Questions asked on the cost implications of RSA replacing SecurID
The replacement of 40 million RSA SecurID tokens will create huge cost issues for the vendor.
Andrew Kemshall, co-founder at SecurEnvoy, claimed that deployment costs for RSA's clients will cost around £4 billion, whilst the environmental cost will work at around 4.3 million tonnes of Co2.
He said: “Our observations suggest that the on-costs of deploying a single SecurID token is around £100 per token, this includes the direct and indirect costs for the organisation concerned.
“If it is necessary, then we recommend that businesses should start seriously thinking about switching to a tokenless authentication system, especially given the rising number of corporate hacks in recent months, which indicates that enhanced security should now be a watch word.”
Yesterday, RSA executive chairman Art Coviello said that it was offering to replace SecurID tokens for customers ‘with concentrated user bases typically focused on protecting intellectual property and corporate networks'. He also confirmed that RSA will offer to implement risk-based authentication strategies for consumer-focused customers with a large, dispersed user base, that are typically focused on protecting web-based financial transactions.
Philip Lieberman, president and CEO of Lieberman Software, said that the cost is not just bad news for RSA, but it paints the rest of the IT security industry in a bad light.
He said: “I put the fault squarely on the senior management of EMC for treating the SecurID division as a cash cow that received little to no investment after RSA was acquired by EMC. A quick review of the SecurID products show that the SecurID product line has languished in innovation and development investment since the takeover.”
However Jon Geater, director of technical strategy at Thales e-Security, said that replacing the tokens seemed 'like the right thing in my book', as it represented good PR and a responsible attitude to its customers.

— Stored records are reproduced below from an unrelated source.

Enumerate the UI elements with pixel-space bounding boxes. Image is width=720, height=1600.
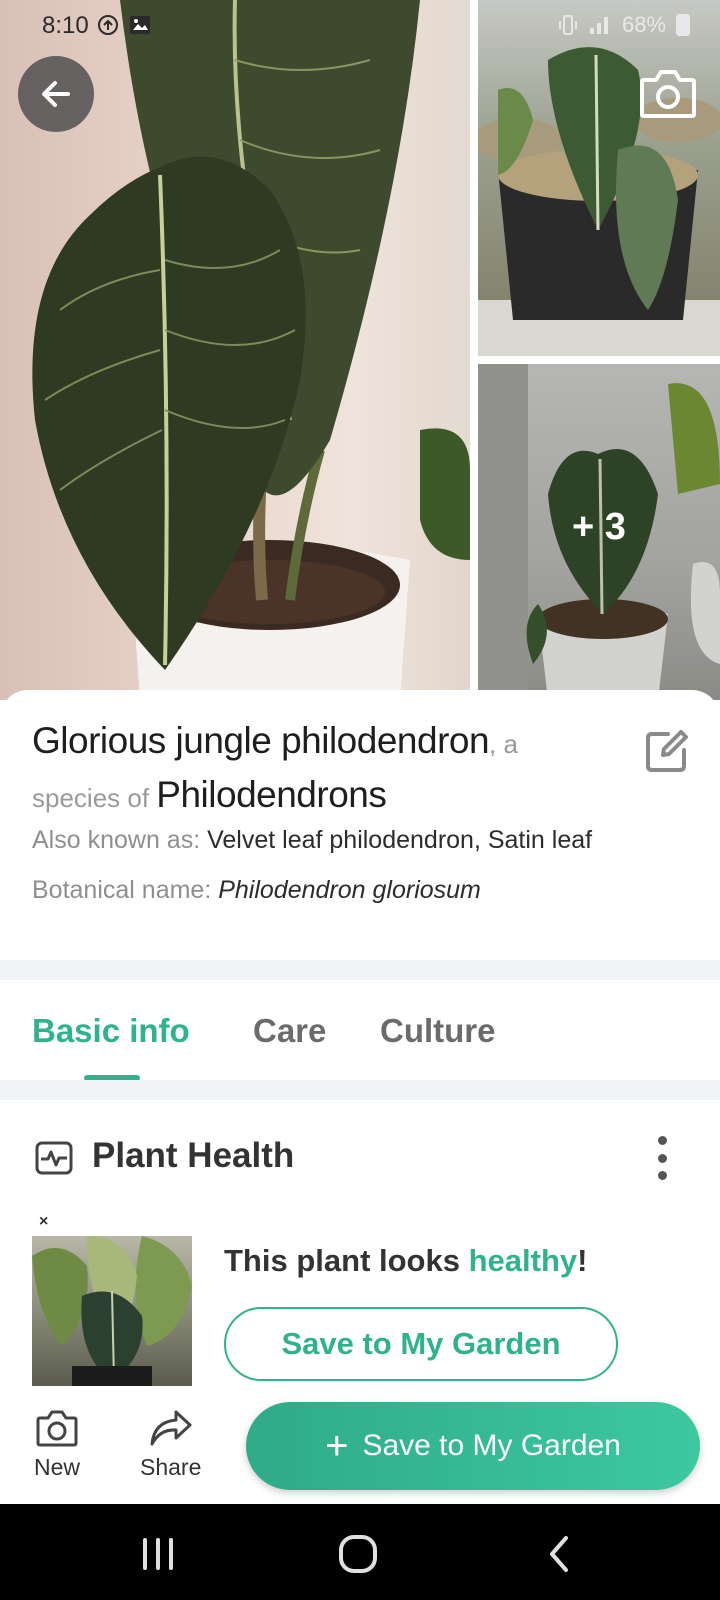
camera-icon — [640, 70, 696, 118]
save-to-garden-outline-button[interactable]: Save to My Garden — [224, 1307, 618, 1381]
share-button[interactable]: Share — [140, 1408, 201, 1481]
signal-icon — [590, 17, 608, 34]
camera-icon — [36, 1410, 78, 1447]
botanical-name-label: Botanical name: — [32, 876, 219, 904]
new-label: New — [34, 1454, 81, 1480]
plant-health-title: Plant Health — [92, 1136, 295, 1175]
section-divider — [0, 960, 720, 980]
home-icon[interactable] — [336, 1532, 380, 1576]
save-to-garden-button[interactable]: + Save to My Garden — [246, 1402, 700, 1490]
health-status-message: This plant looks healthy! — [224, 1243, 587, 1279]
vibrate-icon — [559, 15, 577, 35]
edit-icon — [646, 730, 688, 772]
also-known-label: Also known as: — [32, 826, 208, 854]
tab-culture[interactable]: Culture — [380, 1012, 496, 1050]
new-button[interactable]: New — [34, 1408, 80, 1481]
plus-icon: + — [325, 1424, 349, 1468]
plant-info-card: Glorious jungle philodendron, a species … — [0, 690, 720, 960]
camera-button[interactable] — [638, 66, 698, 122]
battery-percent: 68% — [622, 12, 667, 37]
settings-sync-icon — [98, 15, 118, 35]
section-divider — [0, 1080, 720, 1100]
health-message-suffix: ! — [577, 1243, 588, 1278]
plant-common-name: Glorious jungle philodendron — [32, 720, 490, 761]
share-icon — [150, 1410, 192, 1446]
plant-genus[interactable]: Philodendrons — [156, 774, 387, 815]
status-right-icons: 68% — [558, 12, 691, 38]
tab-basic-info[interactable]: Basic info — [32, 1012, 190, 1050]
recent-apps-icon[interactable] — [136, 1532, 180, 1576]
photo-gallery: + 3 — [0, 0, 720, 700]
image-icon — [130, 16, 150, 34]
health-status-word: healthy — [468, 1243, 578, 1278]
status-bar: 8:10 68% — [0, 0, 720, 52]
back-nav-icon[interactable] — [538, 1532, 582, 1576]
battery-icon — [676, 14, 691, 36]
more-options-icon[interactable] — [650, 1136, 674, 1180]
health-photo-thumbnail — [32, 1236, 192, 1386]
back-button[interactable] — [18, 56, 94, 132]
plant-health-section: Plant Health × This plant looks healthy!… — [0, 1100, 720, 1400]
health-pulse-icon — [35, 1141, 73, 1175]
share-label: Share — [140, 1454, 202, 1480]
botanical-name-value: Philodendron gloriosum — [218, 876, 481, 904]
more-photos-count: + 3 — [478, 364, 720, 700]
more-photos-tile[interactable]: + 3 — [478, 364, 720, 700]
plant-title: Glorious jungle philodendron, a species … — [32, 718, 612, 826]
status-left-icons — [96, 13, 152, 37]
also-known-value: Velvet leaf philodendron, Satin leaf — [207, 826, 593, 854]
secondary-plant-photo[interactable] — [478, 0, 720, 356]
system-navigation-bar — [0, 1504, 720, 1600]
also-known-row: Also known as: Velvet leaf philodendron,… — [32, 826, 592, 855]
bottom-action-bar: New Share + Save to My Garden — [0, 1386, 720, 1504]
botanical-name-row: Botanical name: Philodendron gloriosum — [32, 876, 481, 905]
save-to-garden-label: Save to My Garden — [362, 1429, 621, 1462]
status-time: 8:10 — [42, 12, 89, 39]
tab-care[interactable]: Care — [253, 1012, 326, 1050]
dismiss-icon[interactable]: × — [39, 1213, 48, 1231]
tab-bar: Basic info Care Culture — [0, 980, 720, 1081]
back-arrow-icon — [42, 81, 70, 107]
health-message-prefix: This plant looks — [224, 1243, 469, 1278]
edit-button[interactable] — [644, 728, 690, 774]
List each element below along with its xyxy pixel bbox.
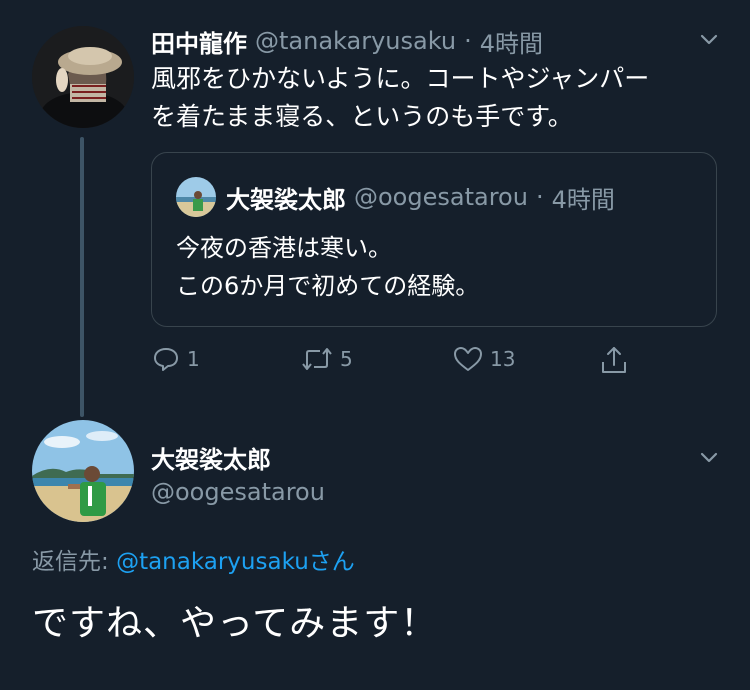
- quoted-display-name: 大袈裟太郎: [226, 185, 346, 214]
- handle[interactable]: @tanakaryusaku: [255, 27, 456, 55]
- replying-to-suffix: さん: [308, 549, 355, 575]
- timestamp[interactable]: 4時間: [480, 24, 543, 59]
- separator: ·: [535, 183, 544, 211]
- retweet-icon: [302, 348, 332, 370]
- reply-handle[interactable]: @oogesatarou: [151, 478, 325, 506]
- reply-count: 1: [187, 347, 200, 371]
- replying-to: 返信先: @tanakaryusakuさん: [32, 542, 355, 576]
- share-icon: [602, 347, 626, 373]
- heart-icon: [454, 347, 482, 371]
- quoted-tweet-header: 大袈裟太郎 @oogesatarou · 4時間: [226, 182, 615, 214]
- quoted-avatar: [176, 177, 216, 217]
- reply-tweet-text: ですね、やってみます！: [32, 603, 438, 644]
- avatar-tanakaryusaku[interactable]: [32, 26, 134, 128]
- text-line: 風邪をひかないように。コートやジャンパー: [151, 64, 650, 93]
- chevron-down-icon: [700, 34, 718, 45]
- reply-display-name[interactable]: 大袈裟太郎: [151, 440, 271, 475]
- share-button[interactable]: [598, 344, 630, 376]
- like-button[interactable]: 13: [452, 344, 515, 374]
- quoted-tweet-text: 今夜の香港は寒い。 この6か月で初めての経験。: [176, 229, 696, 305]
- text-line: 今夜の香港は寒い。: [176, 234, 392, 262]
- text-line: を着たまま寝る、というのも手です。: [151, 102, 573, 131]
- thread-connector-line: [80, 137, 84, 417]
- reply-icon: [154, 348, 178, 371]
- parent-tweet-menu-button[interactable]: [696, 26, 722, 56]
- display-name[interactable]: 田中龍作: [151, 24, 247, 59]
- reply-tweet-menu-button[interactable]: [696, 444, 722, 474]
- avatar-oogesatarou[interactable]: [32, 420, 134, 522]
- parent-tweet-text: 風邪をひかないように。コートやジャンパー を着たまま寝る、というのも手です。: [151, 60, 731, 136]
- replying-to-handle-link[interactable]: @tanakaryusaku: [116, 549, 309, 575]
- quoted-timestamp: 4時間: [551, 185, 615, 214]
- text-line: この6か月で初めての経験。: [176, 272, 480, 300]
- retweet-button[interactable]: 5: [300, 344, 353, 374]
- reply-button[interactable]: 1: [151, 344, 200, 374]
- quoted-handle: @oogesatarou: [354, 183, 528, 211]
- retweet-count: 5: [340, 347, 353, 371]
- parent-tweet-header: 田中龍作 @tanakaryusaku · 4時間: [151, 24, 543, 59]
- separator: ·: [464, 27, 472, 55]
- chevron-down-icon: [700, 452, 718, 463]
- replying-to-label: 返信先:: [32, 549, 109, 575]
- like-count: 13: [490, 347, 516, 371]
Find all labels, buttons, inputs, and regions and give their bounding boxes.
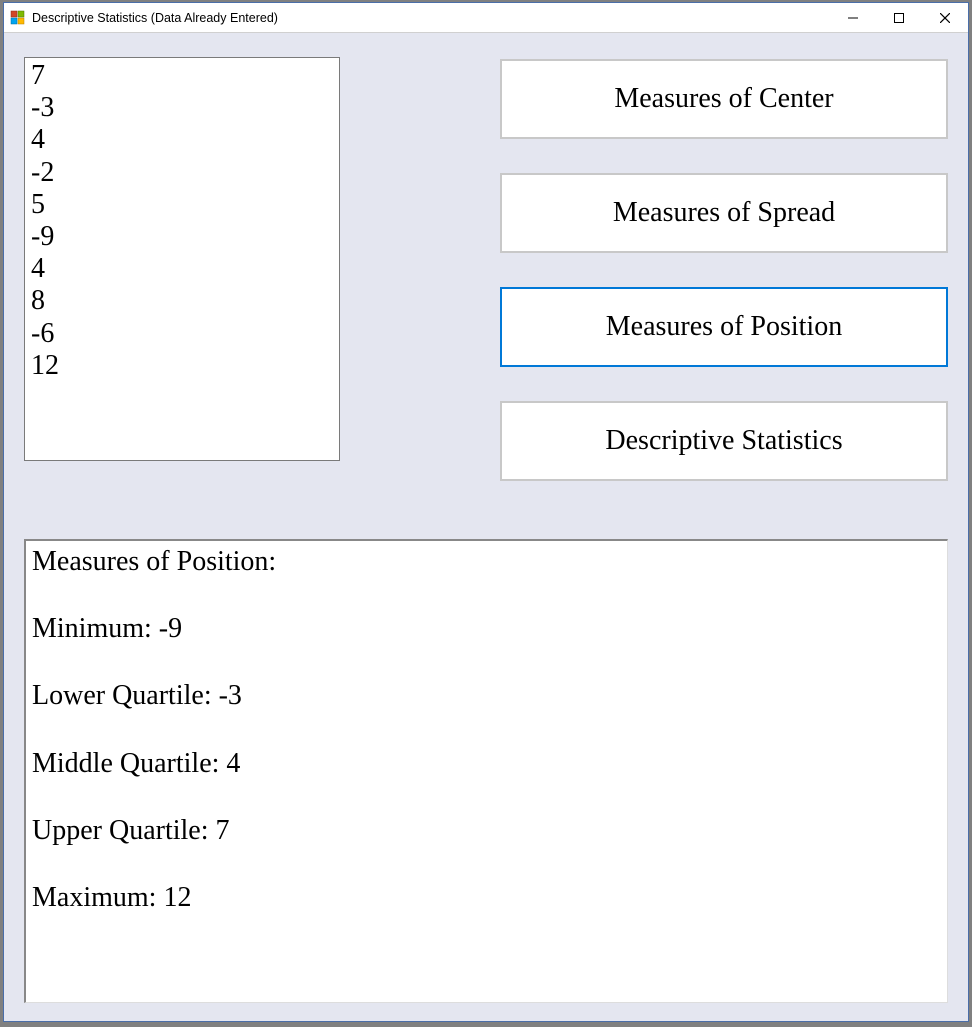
window-title: Descriptive Statistics (Data Already Ent…: [32, 11, 830, 25]
list-item[interactable]: -2: [31, 157, 333, 189]
list-item[interactable]: 8: [31, 285, 333, 317]
app-icon: [10, 10, 26, 26]
window-controls: [830, 3, 968, 32]
button-column: Measures of Center Measures of Spread Me…: [500, 57, 948, 481]
measures-of-center-button[interactable]: Measures of Center: [500, 59, 948, 139]
list-item[interactable]: -3: [31, 92, 333, 124]
measures-of-position-button[interactable]: Measures of Position: [500, 287, 948, 367]
top-row: 7-34-25-948-612 Measures of Center Measu…: [24, 57, 948, 481]
client-area: 7-34-25-948-612 Measures of Center Measu…: [4, 33, 968, 1021]
minimize-button[interactable]: [830, 3, 876, 32]
data-listbox[interactable]: 7-34-25-948-612: [24, 57, 340, 461]
list-item[interactable]: 4: [31, 253, 333, 285]
list-item[interactable]: -9: [31, 221, 333, 253]
close-button[interactable]: [922, 3, 968, 32]
list-item[interactable]: 5: [31, 189, 333, 221]
list-item[interactable]: 4: [31, 124, 333, 156]
titlebar: Descriptive Statistics (Data Already Ent…: [4, 3, 968, 33]
list-item[interactable]: 7: [31, 60, 333, 92]
descriptive-statistics-button[interactable]: Descriptive Statistics: [500, 401, 948, 481]
list-item[interactable]: -6: [31, 318, 333, 350]
maximize-button[interactable]: [876, 3, 922, 32]
measures-of-spread-button[interactable]: Measures of Spread: [500, 173, 948, 253]
app-window: Descriptive Statistics (Data Already Ent…: [3, 2, 969, 1022]
output-textbox[interactable]: Measures of Position: Minimum: -9 Lower …: [24, 539, 948, 1003]
list-item[interactable]: 12: [31, 350, 333, 382]
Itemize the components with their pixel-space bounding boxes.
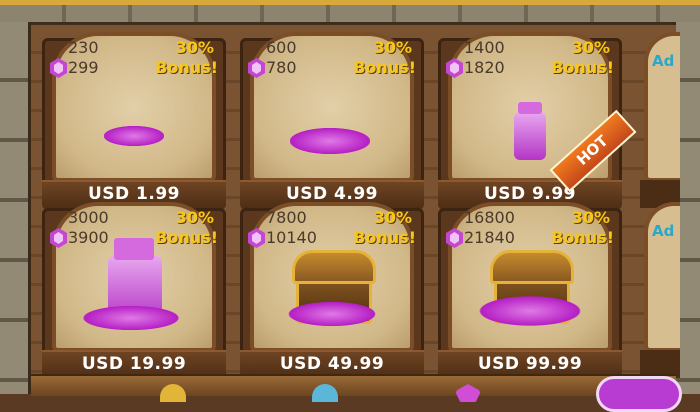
bonus-percent: 30% <box>175 208 214 227</box>
bonus-percent: 30% <box>175 38 214 57</box>
gold-rim <box>0 0 700 5</box>
stone-frame-left <box>0 22 31 394</box>
new-gem-amount: 3900 <box>68 228 109 247</box>
gem-pile-icon <box>282 300 382 328</box>
bonus-label: Bonus! <box>551 58 614 77</box>
old-gem-amount: 7800 <box>266 208 307 227</box>
bonus-percent: 30% <box>373 208 412 227</box>
stone-frame-top <box>0 0 700 25</box>
offer-card-2[interactable]: 600 780 30% Bonus! USD 4.99 <box>240 30 424 210</box>
gem-pile-icon <box>290 120 370 154</box>
bonus-percent: 30% <box>571 38 610 57</box>
gem-pile-icon <box>76 304 186 332</box>
price-label[interactable]: USD 19.99 <box>42 354 226 374</box>
bonus-percent: 30% <box>373 38 412 57</box>
new-gem-amount: 780 <box>266 58 297 77</box>
new-gem-amount: 299 <box>68 58 99 77</box>
offer-card-1[interactable]: 230 299 30% Bonus! USD 1.99 <box>42 30 226 210</box>
old-gem-amount: 600 <box>266 38 297 57</box>
bonus-label: Bonus! <box>155 58 218 77</box>
old-gem-amount: 1400 <box>464 38 505 57</box>
chat-button[interactable] <box>596 376 682 412</box>
small-gem-pile-icon <box>104 118 164 148</box>
offer-card-5[interactable]: 7800 10140 30% Bonus! USD 49.99 <box>240 200 424 380</box>
offer-card-6[interactable]: 16800 21840 30% Bonus! USD 99.99 <box>438 200 622 380</box>
old-gem-amount: 3000 <box>68 208 109 227</box>
offer-card-3[interactable]: 1400 1820 30% Bonus! USD 9.99 <box>438 30 622 210</box>
bonus-label: Bonus! <box>353 58 416 77</box>
ad-label: Ad <box>652 52 675 70</box>
price-label[interactable]: USD 49.99 <box>240 354 424 374</box>
partial-offer-card-1[interactable]: Ad <box>640 30 680 208</box>
bottom-tab-bar <box>31 374 676 396</box>
bonus-percent: 30% <box>571 208 610 227</box>
partial-offer-card-2[interactable]: Ad <box>640 200 680 378</box>
gem-pile-icon <box>472 294 588 328</box>
ad-label: Ad <box>652 222 675 240</box>
offer-card-4[interactable]: 3000 3900 30% Bonus! USD 19.99 <box>42 200 226 380</box>
price-label[interactable]: USD 99.99 <box>438 354 622 374</box>
old-gem-amount: 230 <box>68 38 99 57</box>
old-gem-amount: 16800 <box>464 208 515 227</box>
new-gem-amount: 1820 <box>464 58 505 77</box>
gem-jar-icon <box>510 102 550 164</box>
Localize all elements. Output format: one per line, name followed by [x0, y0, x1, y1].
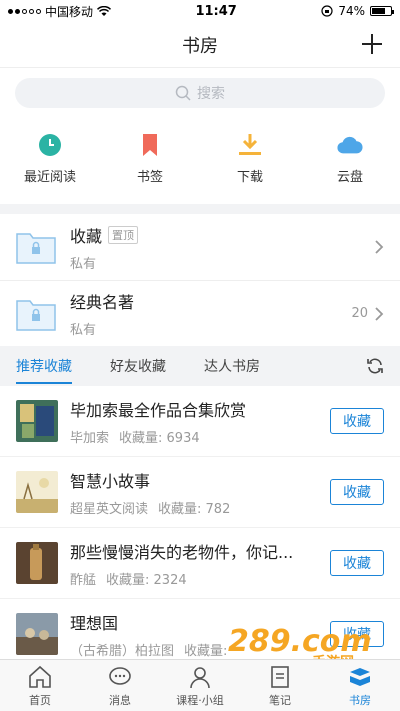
quick-entries: 最近阅读 书签 下载 云盘 — [0, 118, 400, 198]
folder-text: 收藏 置顶 私有 — [70, 223, 374, 272]
favorite-button[interactable]: 收藏 — [330, 408, 384, 434]
favorite-button[interactable]: 收藏 — [330, 550, 384, 576]
books-icon — [350, 667, 370, 686]
quick-label: 书签 — [136, 169, 163, 185]
status-time: 11:47 — [195, 3, 237, 19]
list-item-author: 酢艋 — [70, 572, 97, 588]
locked-folder-icon — [16, 233, 56, 264]
search-icon — [175, 85, 191, 101]
folder-right: 20 — [351, 306, 384, 322]
pinned-tag: 置顶 — [108, 225, 139, 244]
list-item-title: 智慧小故事 — [70, 471, 151, 491]
book-cover-image — [16, 613, 58, 655]
list-item-text: 智慧小故事 超星英文阅读 收藏量: 782 — [70, 468, 320, 517]
note-icon — [271, 665, 289, 688]
folder-privacy: 私有 — [70, 323, 97, 338]
bottom-tab-bar: 首页 消息 课程·小组 笔记 书房 — [0, 659, 400, 711]
quick-downloads[interactable]: 下载 — [200, 132, 300, 185]
list-item-count: 收藏量: 782 — [158, 501, 231, 517]
user-icon — [190, 666, 210, 688]
signal-icon — [8, 8, 41, 14]
wifi-icon — [97, 5, 112, 16]
refresh-icon[interactable] — [366, 357, 384, 375]
folder-privacy: 私有 — [70, 256, 97, 272]
folder-title: 经典名著 — [70, 293, 135, 312]
list-item-author: 毕加索 — [70, 430, 110, 446]
folder-right — [374, 239, 384, 255]
tab-recommended-favorites[interactable]: 推荐收藏 — [16, 346, 72, 386]
folder-text: 经典名著 私有 — [70, 289, 351, 338]
tabbar-item-notes[interactable]: 笔记 — [240, 660, 320, 711]
bookmark-icon — [137, 132, 163, 158]
tab-expert-library[interactable]: 达人书房 — [204, 346, 260, 386]
list-item-meta: 毕加索 收藏量: 6934 — [70, 427, 320, 446]
tabbar-label: 消息 — [109, 693, 131, 707]
folder-count: 20 — [351, 306, 368, 321]
battery-icon — [369, 6, 394, 16]
quick-label: 下载 — [236, 169, 263, 185]
list-item-meta: 超星英文阅读 收藏量: 782 — [70, 498, 320, 517]
book-cover-image — [16, 400, 58, 442]
quick-label: 云盘 — [336, 169, 363, 185]
watermark-text: 289.com — [228, 624, 372, 659]
section-divider — [0, 204, 400, 214]
home-icon — [29, 665, 51, 688]
list-item-meta: 酢艋 收藏量: 2324 — [70, 569, 320, 588]
folder-title: 收藏 — [70, 226, 103, 246]
list-item[interactable]: 毕加索最全作品合集欣赏 毕加索 收藏量: 6934 收藏 — [0, 386, 400, 457]
tabbar-label: 书房 — [349, 693, 371, 707]
tabbar-label: 笔记 — [269, 693, 291, 707]
carrier-label: 中国移动 — [45, 4, 94, 19]
quick-bookmarks[interactable]: 书签 — [100, 132, 200, 185]
status-bar: 中国移动 11:47 74% — [0, 0, 400, 22]
rotation-lock-icon — [321, 5, 333, 17]
quick-label: 最近阅读 — [23, 169, 76, 185]
list-item-count: 收藏量: 6934 — [119, 430, 200, 446]
tab-friend-favorites[interactable]: 好友收藏 — [110, 346, 166, 386]
list-item-text: 那些慢慢消失的老物件，你记... 酢艋 收藏量: 2324 — [70, 539, 320, 588]
page-title: 书房 — [182, 35, 218, 57]
chevron-right-icon — [375, 306, 384, 321]
search-input[interactable]: 搜索 — [15, 78, 385, 108]
message-icon — [109, 666, 131, 685]
list-item[interactable]: 智慧小故事 超星英文阅读 收藏量: 782 收藏 — [0, 457, 400, 528]
quick-recent-reading[interactable]: 最近阅读 — [0, 132, 100, 185]
tabbar-item-courses[interactable]: 课程·小组 — [160, 660, 240, 711]
folder-row-favorites[interactable]: 收藏 置顶 私有 — [0, 214, 400, 280]
status-left: 中国移动 — [8, 3, 112, 20]
locked-folder-icon — [16, 299, 56, 331]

He said: “It is undoubtedly an expensive move which leaves some questions open: do RSA know that all the tokens were breached, or are their systems simply unable to tell them which tokens were compromised? Will they change the seed model in future?
“What assurances can they now offer customers that the system is safe? In the cloud age, where transparency and third-party trust are becoming understood currency, can they keep their security procedures and seed model obscured any longer?
“Why did it take so long to find out? Or for them to admit it? It would be nice to be generous and assume they were simply ramping up production to cope with demand, but people will now surely be suspicious that the Lockheed breach is the real catalyst.
“Whatever the truth of the SecurID breach, the message is clear: the growth of concerted attacks on valuable IP, including Lockheed Martin and Sony, proves the need for defence in-depth and protection of data assets even inside the enterprise. The walls have come crumbling down.”